Like her great rival La Belle Otero, French Belle Époque courtesan Liane de Pougy was a hugely popular postcard motif of the era. Their blue-blooded suitors may have showered them with gifts and hard currency, but the humblest admirer could buy a piece of the grandes horizontales (or at least their likenesses) for just a few centimes.
Pougy had a home-crowd advantage against the Spanish-born Otero, and her risqué profession was balanced in the public imagination by her sophistication and culture. And while she attracted clients every bit as prestigious as Otero’s, Pougy was much shrewder in shaping and using her image to her own ends. Like Ganna Walska in later years, Pougy embodied a conception of fame which appears eerily redolent of our own age. She complemented her magnetic beauty with a keen fashion sense, sporting a Marcel wave from the hands of the original Marcel (Grateau) himself, with the creations of the age’s greatest designers hugging her snowy white shoulders and tiny waist. In an age of considerable social mobility, Pougy patronised the houses of Fortuny, Paguin, Worth, Poiret and Doucet alongside the noble and royal wives of her clients. She even appeared in fashion advertisements and was the first of many celebrities (including Ganna Walska) to launch a namesake scent.

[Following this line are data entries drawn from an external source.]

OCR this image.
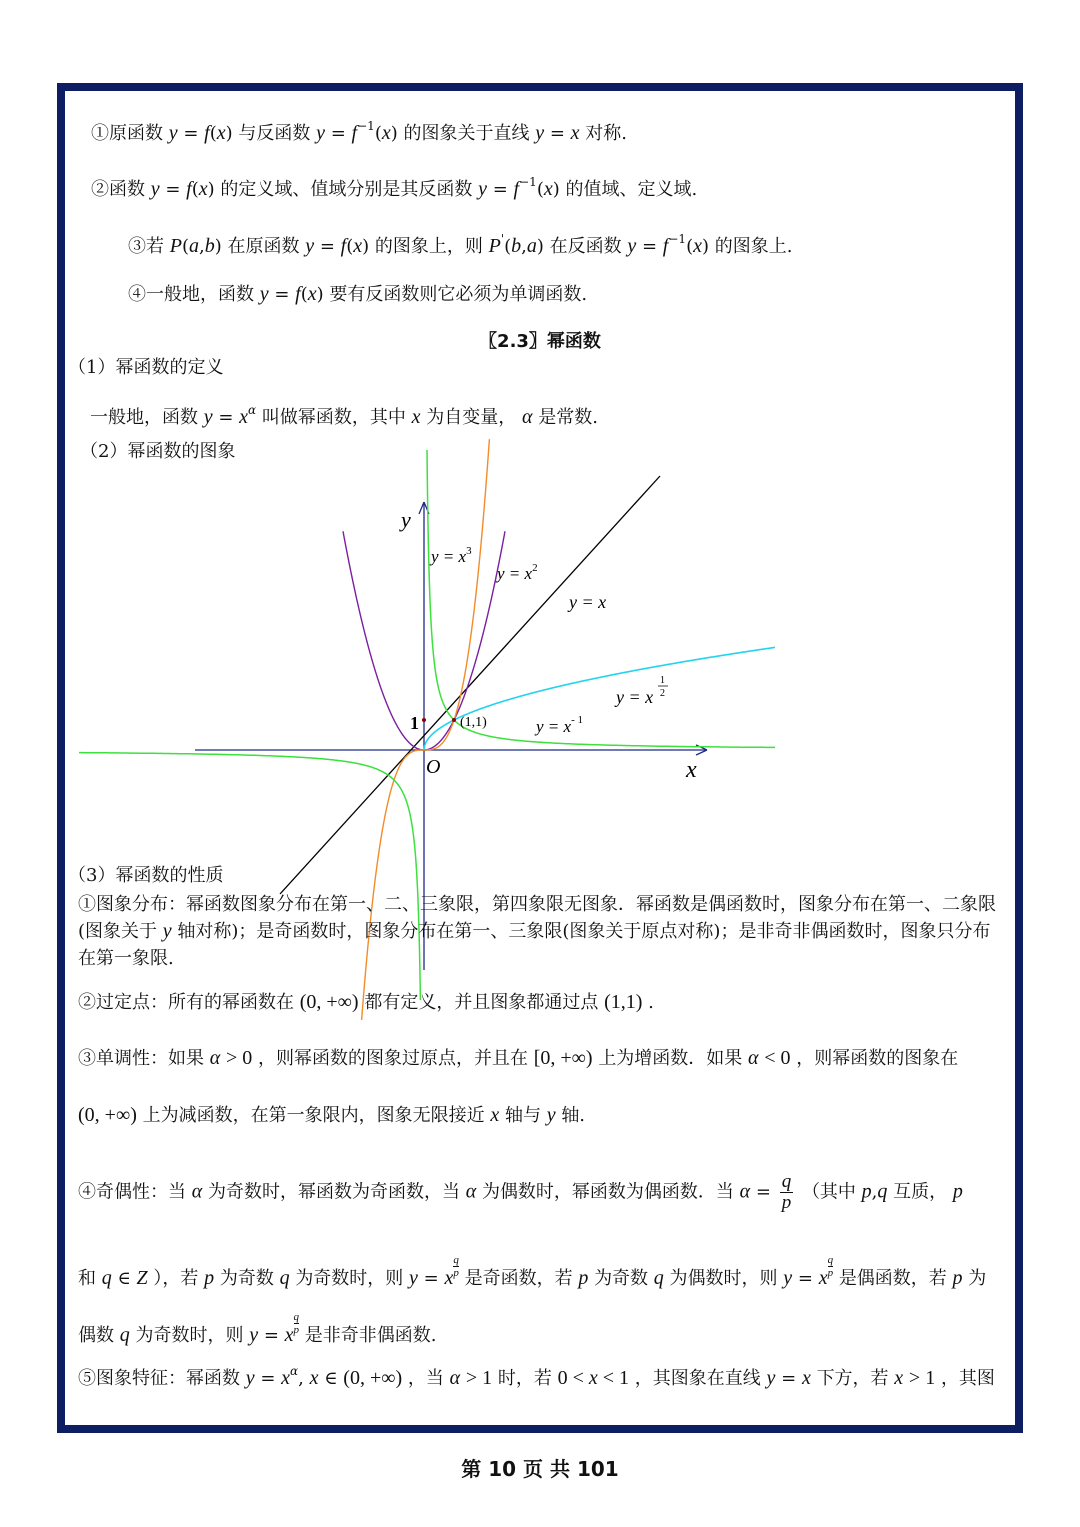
①原函数 y = f(x) 与反函数 $y = f^{-1}(x)$ 的图象关于直线 y = x 对称.
②函数 y = f(x) 的定义域、值域分别是其反函数 $y = f^{-1}(x)$ 的值域、定义域.
③若 P(a,b) 在原函数 y = f(x) 的图象上，则 P'(b,a) 在反函数 $y = f^{-1}(x)$ 的图象上.
④一般地，函数 y = f(x) 要有反函数则它必须为单调函数.
〖2.3〗幂函数
（1）幂函数的定义
一般地，函数 $y = x^\alpha$ 叫做幂函数，其中 x 为自变量， α 是常数.
（2）幂函数的图象
y
x
O
1	(1,1)
$y = x^3$
$y = x^2$
y = x
y = x
1
2
$y = x^{- 1}$
（3）幂函数的性质
①图象分布：幂函数图象分布在第一、二、三象限，第四象限无图象．幂函数是偶函数时，图象分布在第一、二象限(图象关于 y 轴对称)；是奇函数时，图象分布在第一、三象限(图象关于原点对称)；是非奇非偶函数时，图象只分布在第一象限.
②过定点：所有的幂函数在 (0, +∞) 都有定义，并且图象都通过点 (1,1) .
③单调性：如果 α > 0 ，则幂函数的图象过原点，并且在 [0, +∞) 上为增函数．如果 α < 0 ，则幂函数的图象在
(0, +∞) 上为减函数，在第一象限内，图象无限接近 x 轴与 y 轴.
④奇偶性：当 α 为奇数时，幂函数为奇函数，当 α 为偶数时，幂函数为偶函数．当 $\alpha = \frac{q}{p}$ （其中 p,q 互质， p
和 q ∈ Z ），若 p 为奇数 q 为奇数时，则 y = x $\frac{q}{p}$ 是奇函数，若 p 为奇数 q 为偶数时，则 y = x $\frac{q}{p}$ 是偶函数，若 p 为
偶数 q 为奇数时，则 y = x $\frac{q}{p}$ 是非奇非偶函数.
⑤图象特征：幂函数 $y = x^\alpha$, x ∈ (0, +∞) ，当 α > 1 时，若 0 < x < 1 ，其图象在直线 y = x 下方，若 x > 1 ，其图
第 10 页 共 101
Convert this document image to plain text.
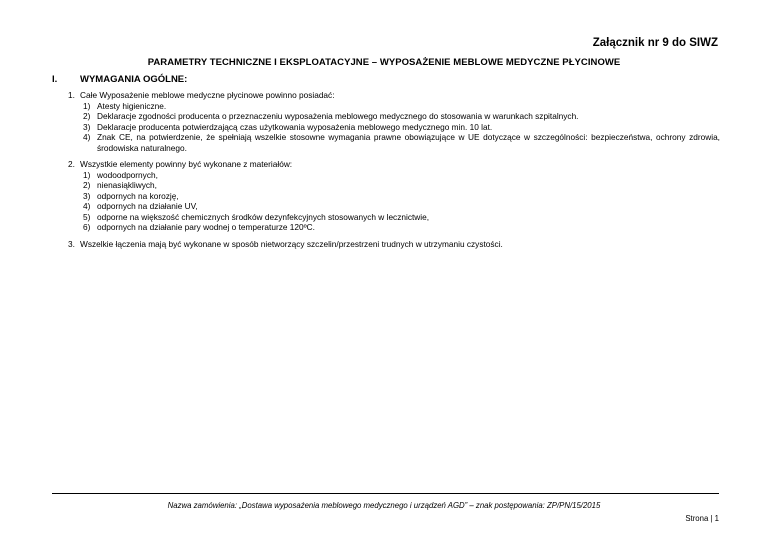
Załącznik nr 9 do SIWZ
PARAMETRY TECHNICZNE I EKSPLOATACYJNE – WYPOSAŻENIE MEBLOWE MEDYCZNE PŁYCINOWE
I. WYMAGANIA OGÓLNE:
1. Całe Wyposażenie meblowe medyczne płycinowe powinno posiadać:
1) Atesty higieniczne.
2) Deklaracje zgodności producenta o przeznaczeniu wyposażenia meblowego medycznego do stosowania w warunkach szpitalnych.
3) Deklaracje producenta potwierdzającą czas użytkowania wyposażenia meblowego medycznego min. 10 lat.
4) Znak CE, na potwierdzenie, że spełniają wszelkie stosowne wymagania prawne obowiązujące w UE dotyczące w szczególności: bezpieczeństwa, ochrony zdrowia, środowiska naturalnego.
2. Wszystkie elementy powinny być wykonane z materiałów:
1) wodoodpornych,
2) nienasiąkliwych,
3) odpornych na korozję,
4) odpornych na działanie UV,
5) odporne na większość chemicznych środków dezynfekcyjnych stosowanych w lecznictwie,
6) odpornych na działanie pary wodnej o temperaturze 120ºC.
3. Wszelkie łączenia mają być wykonane w sposób nietworzący szczelin/przestrzeni trudnych w utrzymaniu czystości.
Nazwa zamówienia: „Dostawa wyposażenia meblowego medycznego i urządzeń AGD” – znak postępowania: ZP/PN/15/2015
Strona | 1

Pougy also knew how to commoditise the public’s fascination with her love life, and in her book Idylle Sapphique she casts a gossamer veil of fiction over her affair with Natalie Barney. The famed saloniste first spied Pougy in the Bois de Boulogne, wrapped in ermine. Smitten, Barney presented herself en garconne as “the page of love”. She won Pougy over, despite the courtesan’s customary aversion to the mannish female (“We liked long hair, beautiful bosoms, pouts and glances, charm, grace; not woman-boys”).
In comparing the postcard images below with a similar set of Otero, there are some curious parallels. Both, for example, toy with improbable personae, appearing as humble Brides of Christ and in haughty regal splendour. For Pougy, these roles were prophetic – in 1910 she married a prince (Georges Ghika) and in later years served as a Dominican nun, dying in 1950.